Fabricated issues designed to distract

If this comes across as “political”, rest assured it is not my intention to be or appear to be partisan. Some things are so blatantly absurd that even the least educated among us ought to see the point. Our paper is in the business of reporting news, providing a modicum of objective analysis and commenting on matters of general interest. Occasionally, we will indulge in opinion pieces focusing on “personalities who are in the public limelight” because they have a publicly mandated role, which affords them merit or criticism based on how they discharge their obligations to the public. 

One item that should be put to rest with great haste is the increasing trend to de-humanize pronouns. You read that correctly. Someone “woke up” one day and said that the root of all social evils is our propensity to classify nouns and pronouns as masculine or feminine.

Imagine that. The price of gasoline (and crude oil) is going through the roof; house prices are “going up to zoom”; our economy is transforming itself before our very eyes; military expenditures are growing by leaps and bounds; food prices are so expensive that we will be tightening our belts naturally; violence is leaving a greater stain on urban society than ever before; let’s see… I must have forgotten something…

Ah yes, we are still in the middle of a pandemic and the number of deaths attributed to it are beyond the fantastical in Canada as elsewhere (whether we accept the causes and consequences or not) and no one can confidently point to scientific data – the interaction of specific molecules that produce a specific outcome or can be manipulated to prevent one – that offers lasting solutions.

That’s ok. The REAL problem is that society clings to outdated notions regarding the sexes and their potential roles in the scheme of creation.

Let’s be specific even at the risk of offending some sensitive souls. Recently, post federal election, a defeated (Inch allah) candidate invited us to imagine the unfairness of a “pregnant person” not being able to get the attention “they” needed when the moment would call for attention.

I couldn’t do it.

For me “a pregnant person”, one scientifically, biologically and anatomically capable of giving birth could only be a “woman”. On Tuesday, a local television station that prides itself on delivering up to date news, twisted itself into a proverbial knot referring to “pregnant persons” and “their” difficulties, going so far as to show only the “bloated torsos” of those “persons” during the narrative.

No one on staff could understand the point of de-humanizing the act of pregnancy and the quasi-mystical aura that envelops women who are about to become mothers.
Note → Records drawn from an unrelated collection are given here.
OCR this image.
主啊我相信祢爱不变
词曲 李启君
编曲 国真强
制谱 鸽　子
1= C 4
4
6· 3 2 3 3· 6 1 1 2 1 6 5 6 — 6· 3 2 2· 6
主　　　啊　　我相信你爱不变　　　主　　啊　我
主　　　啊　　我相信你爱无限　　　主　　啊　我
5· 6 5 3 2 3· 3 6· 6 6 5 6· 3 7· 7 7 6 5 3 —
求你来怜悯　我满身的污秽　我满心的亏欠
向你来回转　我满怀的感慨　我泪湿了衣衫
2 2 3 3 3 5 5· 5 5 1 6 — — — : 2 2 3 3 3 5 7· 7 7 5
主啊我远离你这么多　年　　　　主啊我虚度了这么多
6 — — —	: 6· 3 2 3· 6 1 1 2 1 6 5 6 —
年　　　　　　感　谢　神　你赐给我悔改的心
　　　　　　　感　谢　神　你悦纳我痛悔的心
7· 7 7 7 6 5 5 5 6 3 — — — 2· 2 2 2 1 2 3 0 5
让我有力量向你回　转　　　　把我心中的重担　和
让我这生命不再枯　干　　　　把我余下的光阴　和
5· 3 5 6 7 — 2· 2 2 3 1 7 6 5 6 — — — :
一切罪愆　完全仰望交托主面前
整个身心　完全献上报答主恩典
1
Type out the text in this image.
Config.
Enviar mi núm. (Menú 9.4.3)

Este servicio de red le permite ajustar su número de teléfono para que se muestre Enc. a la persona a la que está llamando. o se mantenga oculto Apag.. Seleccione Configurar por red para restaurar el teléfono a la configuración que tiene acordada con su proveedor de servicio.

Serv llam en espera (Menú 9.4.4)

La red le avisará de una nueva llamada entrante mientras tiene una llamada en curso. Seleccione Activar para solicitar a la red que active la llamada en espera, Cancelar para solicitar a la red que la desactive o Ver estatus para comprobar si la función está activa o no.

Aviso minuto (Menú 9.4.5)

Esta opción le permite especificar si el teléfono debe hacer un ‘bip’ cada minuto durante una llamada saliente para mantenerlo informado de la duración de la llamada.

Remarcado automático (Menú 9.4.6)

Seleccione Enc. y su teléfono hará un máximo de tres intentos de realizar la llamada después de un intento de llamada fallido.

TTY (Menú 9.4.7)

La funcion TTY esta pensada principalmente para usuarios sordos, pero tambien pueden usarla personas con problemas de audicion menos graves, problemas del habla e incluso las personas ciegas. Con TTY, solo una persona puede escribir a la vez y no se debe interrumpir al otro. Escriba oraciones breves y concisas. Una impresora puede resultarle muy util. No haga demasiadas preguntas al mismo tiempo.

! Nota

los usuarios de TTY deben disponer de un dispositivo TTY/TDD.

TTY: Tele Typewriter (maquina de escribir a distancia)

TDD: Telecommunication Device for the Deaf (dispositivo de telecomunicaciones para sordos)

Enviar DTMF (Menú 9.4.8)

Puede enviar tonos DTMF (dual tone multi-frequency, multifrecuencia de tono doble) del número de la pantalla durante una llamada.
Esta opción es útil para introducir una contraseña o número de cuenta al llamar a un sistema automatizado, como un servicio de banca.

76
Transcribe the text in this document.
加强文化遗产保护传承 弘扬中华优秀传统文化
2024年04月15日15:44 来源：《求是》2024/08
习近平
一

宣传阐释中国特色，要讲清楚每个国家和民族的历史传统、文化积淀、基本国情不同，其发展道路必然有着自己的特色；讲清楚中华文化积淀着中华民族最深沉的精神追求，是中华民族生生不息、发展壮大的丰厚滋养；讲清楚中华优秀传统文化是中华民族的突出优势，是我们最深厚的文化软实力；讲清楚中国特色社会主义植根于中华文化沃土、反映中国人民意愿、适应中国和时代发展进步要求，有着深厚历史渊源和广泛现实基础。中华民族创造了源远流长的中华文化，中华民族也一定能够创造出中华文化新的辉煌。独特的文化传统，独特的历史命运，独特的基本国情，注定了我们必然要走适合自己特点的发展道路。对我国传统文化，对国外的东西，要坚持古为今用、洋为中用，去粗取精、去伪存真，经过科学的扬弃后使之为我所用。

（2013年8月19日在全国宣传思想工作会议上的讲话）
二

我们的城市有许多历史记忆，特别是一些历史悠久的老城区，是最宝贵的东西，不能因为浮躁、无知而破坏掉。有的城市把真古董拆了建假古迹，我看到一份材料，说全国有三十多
Say what one likes about patriarchal societies, Europeans generally come close to venerating their own mothers, you know… the women whose uterus gave them life.

Back to the TV incident, the reporter in the field tried on a couple of occasions to “go along” with the charade until, either by design or by habit, he slipped back into the traditional “pregnant women” to close off the item.

This contrived “pronoun absurdity” aimed at transformational change so offended some of the senior bureaucrats I inherited as staff upon being sworn in as Minister, that one said openly: “Minister, ask us to do anything, but please stay away from this vocabulary nonsense”. That was then.

Last week, the Toronto Star published a piece authored by its most venerable senior writer (whom I have never met and with whom I have not always agreed) wherein she decried that it we may soon be prohibited from using the word “woman”. All because someone “woke up”.